The Gender Data Gap: How Women Are Forgotten in Alzheimer's Research

Throughout this article we refer to women/females and men/males to discuss biological sex differences. Our use of these terms in this context applies to any person assigned female at birth (AFAB) or assigned male at birth (AMAB).

Every 3 seconds, someone in the world develops dementia. According to the World Health Organization (WHO), 55 million people worldwide are living with dementia, where Alzheimer’s disease (AD) accounts for an estimated 60-70% of these cases. A further two-thirds of these cases are women. Given the growing number of Alzheimer’s diagnoses year on year, the medical and scientific community are rejoicing at the potential for new drug Lecanemab to slow cognitive decline in early AD.

Amyloid beta (Aβ) is a protein in the brain that accumulates and aggregates when not formed properly, producing neurotoxic amyloid plaques and impacting the brain’s ability to transmit messages between neurons. The formation of these plaques is believed to trigger AD.

Lecanemab is a monoclonal antibody developed to selectively bind to Aβ protofibrils (one of the building blocks in amyloid plaques), allowing the immune system to neutralize and eliminate them, potentially slowing the progression of the disease. What’s unique about Lecanemab is that it’s one of the first drugs to ever demonstrate a positive result by targeting Aβ.

Not the Whole Story

Results from the Phase III clinical trial indicate that Lecanemab slows cognitive decline by 27% compared with placebo – a modest improvement that inspires hope for future research. Researchers had begun to doubt the role of Aβ due to repeated targeted treatment failures, so the results of this trial mark a critical turning point.

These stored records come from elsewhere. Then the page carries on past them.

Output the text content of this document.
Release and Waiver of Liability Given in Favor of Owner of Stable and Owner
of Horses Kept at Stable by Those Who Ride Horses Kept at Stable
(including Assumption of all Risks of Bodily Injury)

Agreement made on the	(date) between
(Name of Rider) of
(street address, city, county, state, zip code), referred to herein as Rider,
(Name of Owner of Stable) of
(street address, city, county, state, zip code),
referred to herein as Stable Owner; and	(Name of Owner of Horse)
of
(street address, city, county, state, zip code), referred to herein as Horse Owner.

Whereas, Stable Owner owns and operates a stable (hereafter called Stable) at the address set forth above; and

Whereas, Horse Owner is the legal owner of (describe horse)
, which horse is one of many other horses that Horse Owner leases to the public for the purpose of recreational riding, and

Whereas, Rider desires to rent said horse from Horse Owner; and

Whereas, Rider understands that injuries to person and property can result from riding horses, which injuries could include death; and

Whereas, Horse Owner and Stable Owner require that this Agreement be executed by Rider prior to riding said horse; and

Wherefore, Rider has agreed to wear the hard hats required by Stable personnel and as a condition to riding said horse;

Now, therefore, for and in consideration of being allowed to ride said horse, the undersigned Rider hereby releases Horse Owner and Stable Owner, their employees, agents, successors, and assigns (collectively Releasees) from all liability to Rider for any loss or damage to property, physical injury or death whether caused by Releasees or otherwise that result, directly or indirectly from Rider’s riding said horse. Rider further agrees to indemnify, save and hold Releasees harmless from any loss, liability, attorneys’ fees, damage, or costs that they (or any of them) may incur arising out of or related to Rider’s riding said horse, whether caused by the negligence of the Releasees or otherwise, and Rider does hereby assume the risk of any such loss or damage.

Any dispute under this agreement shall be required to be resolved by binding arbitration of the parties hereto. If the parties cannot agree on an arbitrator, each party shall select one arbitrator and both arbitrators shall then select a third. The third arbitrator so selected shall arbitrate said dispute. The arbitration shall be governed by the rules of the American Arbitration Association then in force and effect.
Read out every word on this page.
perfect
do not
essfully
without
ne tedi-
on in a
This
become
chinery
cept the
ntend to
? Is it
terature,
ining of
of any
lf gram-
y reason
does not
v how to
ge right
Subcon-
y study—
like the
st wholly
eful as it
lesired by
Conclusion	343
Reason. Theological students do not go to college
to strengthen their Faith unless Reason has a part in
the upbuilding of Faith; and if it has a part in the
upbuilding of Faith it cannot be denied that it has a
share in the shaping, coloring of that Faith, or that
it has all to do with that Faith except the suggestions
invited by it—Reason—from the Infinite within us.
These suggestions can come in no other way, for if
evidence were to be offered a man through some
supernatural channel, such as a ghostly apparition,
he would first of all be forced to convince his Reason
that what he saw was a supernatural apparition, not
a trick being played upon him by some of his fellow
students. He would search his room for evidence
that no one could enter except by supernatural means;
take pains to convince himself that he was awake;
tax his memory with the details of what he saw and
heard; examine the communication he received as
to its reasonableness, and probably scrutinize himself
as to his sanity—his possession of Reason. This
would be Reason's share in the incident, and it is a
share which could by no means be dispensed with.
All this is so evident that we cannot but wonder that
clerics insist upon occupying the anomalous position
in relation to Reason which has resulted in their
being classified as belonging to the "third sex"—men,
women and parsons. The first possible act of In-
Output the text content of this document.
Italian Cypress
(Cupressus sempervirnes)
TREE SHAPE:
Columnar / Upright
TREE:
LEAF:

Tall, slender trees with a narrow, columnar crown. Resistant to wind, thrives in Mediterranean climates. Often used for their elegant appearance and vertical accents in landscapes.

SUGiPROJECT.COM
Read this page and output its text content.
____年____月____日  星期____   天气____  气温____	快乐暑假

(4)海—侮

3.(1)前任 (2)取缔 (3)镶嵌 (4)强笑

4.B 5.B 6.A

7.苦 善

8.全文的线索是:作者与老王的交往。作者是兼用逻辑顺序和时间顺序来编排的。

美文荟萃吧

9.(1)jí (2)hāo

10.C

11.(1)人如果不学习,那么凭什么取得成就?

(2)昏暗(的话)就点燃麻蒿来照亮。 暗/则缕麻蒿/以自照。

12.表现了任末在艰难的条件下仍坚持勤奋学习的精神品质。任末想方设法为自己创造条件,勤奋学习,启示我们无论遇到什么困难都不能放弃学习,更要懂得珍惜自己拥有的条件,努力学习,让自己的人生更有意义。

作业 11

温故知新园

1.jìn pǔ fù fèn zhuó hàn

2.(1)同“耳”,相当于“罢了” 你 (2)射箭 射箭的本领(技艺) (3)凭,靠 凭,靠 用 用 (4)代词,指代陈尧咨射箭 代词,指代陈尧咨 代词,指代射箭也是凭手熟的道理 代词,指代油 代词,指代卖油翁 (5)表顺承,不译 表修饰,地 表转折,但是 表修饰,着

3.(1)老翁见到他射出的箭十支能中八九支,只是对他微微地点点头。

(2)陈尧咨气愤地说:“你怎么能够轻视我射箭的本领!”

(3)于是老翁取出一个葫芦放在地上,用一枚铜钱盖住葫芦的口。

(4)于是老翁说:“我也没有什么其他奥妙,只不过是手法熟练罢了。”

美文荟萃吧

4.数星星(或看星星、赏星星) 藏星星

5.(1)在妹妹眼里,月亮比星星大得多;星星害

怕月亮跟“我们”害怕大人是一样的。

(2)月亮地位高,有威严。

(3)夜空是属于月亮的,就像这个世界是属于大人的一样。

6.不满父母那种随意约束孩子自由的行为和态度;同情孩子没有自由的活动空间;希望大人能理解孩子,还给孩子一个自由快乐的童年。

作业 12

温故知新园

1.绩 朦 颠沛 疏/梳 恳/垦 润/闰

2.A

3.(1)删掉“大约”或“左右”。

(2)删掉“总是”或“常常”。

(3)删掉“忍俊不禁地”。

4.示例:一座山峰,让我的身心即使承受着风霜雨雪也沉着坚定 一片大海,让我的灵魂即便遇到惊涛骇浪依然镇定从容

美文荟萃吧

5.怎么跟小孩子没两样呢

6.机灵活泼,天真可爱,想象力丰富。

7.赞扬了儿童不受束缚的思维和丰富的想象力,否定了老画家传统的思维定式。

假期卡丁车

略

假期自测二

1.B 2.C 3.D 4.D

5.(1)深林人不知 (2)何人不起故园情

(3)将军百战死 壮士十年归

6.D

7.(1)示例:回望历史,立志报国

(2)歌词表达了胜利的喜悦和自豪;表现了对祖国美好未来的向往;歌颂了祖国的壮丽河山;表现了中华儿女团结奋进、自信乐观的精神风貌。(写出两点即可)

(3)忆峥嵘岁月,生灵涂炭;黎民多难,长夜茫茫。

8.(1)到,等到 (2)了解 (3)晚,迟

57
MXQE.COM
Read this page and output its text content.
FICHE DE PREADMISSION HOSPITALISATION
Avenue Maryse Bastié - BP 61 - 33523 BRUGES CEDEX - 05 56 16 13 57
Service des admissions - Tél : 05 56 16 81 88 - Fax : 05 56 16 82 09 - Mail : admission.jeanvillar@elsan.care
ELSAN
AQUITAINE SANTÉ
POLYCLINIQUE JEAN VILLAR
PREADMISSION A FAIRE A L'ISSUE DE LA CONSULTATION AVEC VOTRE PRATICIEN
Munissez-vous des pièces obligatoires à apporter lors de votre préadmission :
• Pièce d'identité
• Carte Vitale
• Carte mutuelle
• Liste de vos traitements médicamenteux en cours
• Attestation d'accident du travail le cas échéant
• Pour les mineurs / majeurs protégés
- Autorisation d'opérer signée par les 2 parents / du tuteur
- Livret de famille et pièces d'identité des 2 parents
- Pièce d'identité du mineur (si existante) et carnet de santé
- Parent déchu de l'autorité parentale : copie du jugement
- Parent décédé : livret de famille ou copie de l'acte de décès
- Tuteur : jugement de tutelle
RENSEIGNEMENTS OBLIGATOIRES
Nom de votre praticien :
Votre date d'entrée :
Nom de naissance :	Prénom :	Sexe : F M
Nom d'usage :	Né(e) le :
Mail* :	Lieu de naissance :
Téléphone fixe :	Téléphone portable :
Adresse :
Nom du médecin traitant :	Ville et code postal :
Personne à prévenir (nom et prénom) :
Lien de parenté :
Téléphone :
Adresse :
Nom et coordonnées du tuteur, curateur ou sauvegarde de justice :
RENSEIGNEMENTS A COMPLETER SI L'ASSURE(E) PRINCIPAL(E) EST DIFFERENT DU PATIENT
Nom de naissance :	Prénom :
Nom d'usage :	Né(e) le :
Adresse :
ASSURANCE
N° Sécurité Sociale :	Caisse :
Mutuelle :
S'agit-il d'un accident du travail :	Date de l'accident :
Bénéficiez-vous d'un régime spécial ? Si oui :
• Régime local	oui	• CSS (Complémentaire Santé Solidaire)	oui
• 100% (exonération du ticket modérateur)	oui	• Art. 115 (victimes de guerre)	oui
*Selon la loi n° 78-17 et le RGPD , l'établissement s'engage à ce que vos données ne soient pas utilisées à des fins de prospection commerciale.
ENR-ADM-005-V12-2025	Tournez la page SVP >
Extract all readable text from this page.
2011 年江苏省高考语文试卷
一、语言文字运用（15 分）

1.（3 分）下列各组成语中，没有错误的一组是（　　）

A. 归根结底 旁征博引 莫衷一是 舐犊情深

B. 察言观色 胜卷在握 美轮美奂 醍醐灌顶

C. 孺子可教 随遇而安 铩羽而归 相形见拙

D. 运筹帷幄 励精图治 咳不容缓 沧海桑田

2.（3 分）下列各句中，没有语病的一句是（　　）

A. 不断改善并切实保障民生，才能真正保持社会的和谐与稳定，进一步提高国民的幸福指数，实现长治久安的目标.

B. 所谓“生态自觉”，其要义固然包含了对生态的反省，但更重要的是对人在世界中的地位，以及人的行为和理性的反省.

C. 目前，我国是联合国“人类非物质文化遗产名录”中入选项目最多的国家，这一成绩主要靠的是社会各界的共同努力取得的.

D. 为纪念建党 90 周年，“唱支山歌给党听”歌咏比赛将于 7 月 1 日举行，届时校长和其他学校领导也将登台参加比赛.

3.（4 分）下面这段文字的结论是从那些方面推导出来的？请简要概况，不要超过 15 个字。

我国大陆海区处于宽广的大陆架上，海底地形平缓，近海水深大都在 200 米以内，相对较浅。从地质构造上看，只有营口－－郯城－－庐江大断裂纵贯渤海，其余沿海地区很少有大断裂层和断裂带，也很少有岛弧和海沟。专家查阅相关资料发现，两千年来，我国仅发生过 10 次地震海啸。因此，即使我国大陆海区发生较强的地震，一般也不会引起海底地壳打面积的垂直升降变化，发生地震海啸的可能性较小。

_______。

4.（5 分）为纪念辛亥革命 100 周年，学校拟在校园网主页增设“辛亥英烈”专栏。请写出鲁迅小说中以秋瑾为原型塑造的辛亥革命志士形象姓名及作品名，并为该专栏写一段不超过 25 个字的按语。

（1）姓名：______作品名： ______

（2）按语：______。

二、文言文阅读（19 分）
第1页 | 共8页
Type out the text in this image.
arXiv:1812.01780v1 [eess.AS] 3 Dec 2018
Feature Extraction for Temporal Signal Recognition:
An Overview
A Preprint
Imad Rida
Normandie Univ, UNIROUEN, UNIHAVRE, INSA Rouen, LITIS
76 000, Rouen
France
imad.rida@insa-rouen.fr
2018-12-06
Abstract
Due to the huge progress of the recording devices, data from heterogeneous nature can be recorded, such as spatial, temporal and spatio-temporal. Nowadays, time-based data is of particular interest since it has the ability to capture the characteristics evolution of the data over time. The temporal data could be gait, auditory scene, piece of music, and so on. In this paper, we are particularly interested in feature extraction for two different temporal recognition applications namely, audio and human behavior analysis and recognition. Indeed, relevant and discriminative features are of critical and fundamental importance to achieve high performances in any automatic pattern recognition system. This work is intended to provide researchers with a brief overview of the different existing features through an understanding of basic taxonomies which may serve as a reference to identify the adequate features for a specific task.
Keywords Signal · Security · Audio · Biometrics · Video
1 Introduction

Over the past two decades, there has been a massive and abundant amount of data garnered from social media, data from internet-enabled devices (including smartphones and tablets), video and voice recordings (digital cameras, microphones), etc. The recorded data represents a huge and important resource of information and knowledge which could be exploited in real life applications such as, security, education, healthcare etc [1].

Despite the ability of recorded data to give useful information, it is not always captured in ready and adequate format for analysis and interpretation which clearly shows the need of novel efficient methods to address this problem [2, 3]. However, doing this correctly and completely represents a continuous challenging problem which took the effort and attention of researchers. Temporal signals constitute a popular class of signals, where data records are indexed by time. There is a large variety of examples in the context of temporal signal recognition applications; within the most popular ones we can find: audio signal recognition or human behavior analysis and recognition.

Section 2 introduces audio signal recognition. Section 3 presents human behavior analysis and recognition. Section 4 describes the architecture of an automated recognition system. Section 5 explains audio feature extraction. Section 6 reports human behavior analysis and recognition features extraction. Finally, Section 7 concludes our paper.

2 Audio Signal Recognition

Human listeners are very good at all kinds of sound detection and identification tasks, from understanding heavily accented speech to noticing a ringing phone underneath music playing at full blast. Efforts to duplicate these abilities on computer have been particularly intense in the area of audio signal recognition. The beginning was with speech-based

While the majority are touting Lecanemab as a new dawn in Alzheimer’s research, this drug may not be the savior that it appears. The negative press coverage has primarily focused on safety concerns for patients (two patients died from blood clotting events), with some questioning if the safety risks outweigh Lecanemab’s benefits. However, the bigger issue with Lecanemab lies in the concerning gender data gap in the research.

Breaking down the statistics of the trial by gender, Lecanemab demonstrated a much lower improvement rate in women, with a mere 12% showing signs of slowed cognitive impairment. Furthermore, the male improvement was in fact 43% – much greater than the reported overall group estimate of 27%. However, the female subgroup was considered too small to draw any firm statistical conclusions, so a gendered analysis was not performed or reported by the trial.

Perpetuating The Default Male

This is not the first Alzheimer’s drug target to show preferential benefit for males. Previous investigations in mouse models of AD show that mGluR5 inhibitors would exclusively benefit males, as the mGluR5 receptor does not contribute to Aβ build up in females. In fact, it’s not surprising that Lecanemab is showing potential for lower efficacy in women, as there is a growing body of evidence from preclinical trials indicating sex-based differences in Aβ formation in the brain.

In light of these sex differences, why aren’t we focusing more on women in Alzheimer’s research?

The gender data gap has been a historical issue in medicine where many conditions with gendered prevalence and/or presentation have been largely informed by early clinical investigations of mainly male populations, such as autism, depression, and cardiovascular disease. Women were traditionally excluded from trials due to the false belief that female hormone variability would have a negative impact on results, an assumption that has held back gender-specific research for years.

Real-World Consequences

Female inclusion and sex-based analysis was made a requirement in mixed gender studies sponsored by the US National Institute of Health (NIH) in the early 1990s, but these analyses are often not conducted due to low female participation in clinical trials (women represent an estimated 43% of clinical trial participants worldwide). It is only since these guidelines have been issued that clear sex differences in diseases have begun to emerge.

Given that Alzheimer’s disease impacts more women than men, the lack of female focused clinical research is concerning. It’s unclear why women are more susceptible to AD, but it’s thought that poor sleep quality, hormonal changes and increased longevity versus men may play a role. Moreover, genetic factors are largely believed to contribute. Mutations in the ApoE4 gene, which is thought to be involved in Aβ clearance, double the risk of AD in women, but not men.

As such, future clinical research should endeavor to be more inclusive of women living with AD. If women are the primary patients, why are they not our primary targets?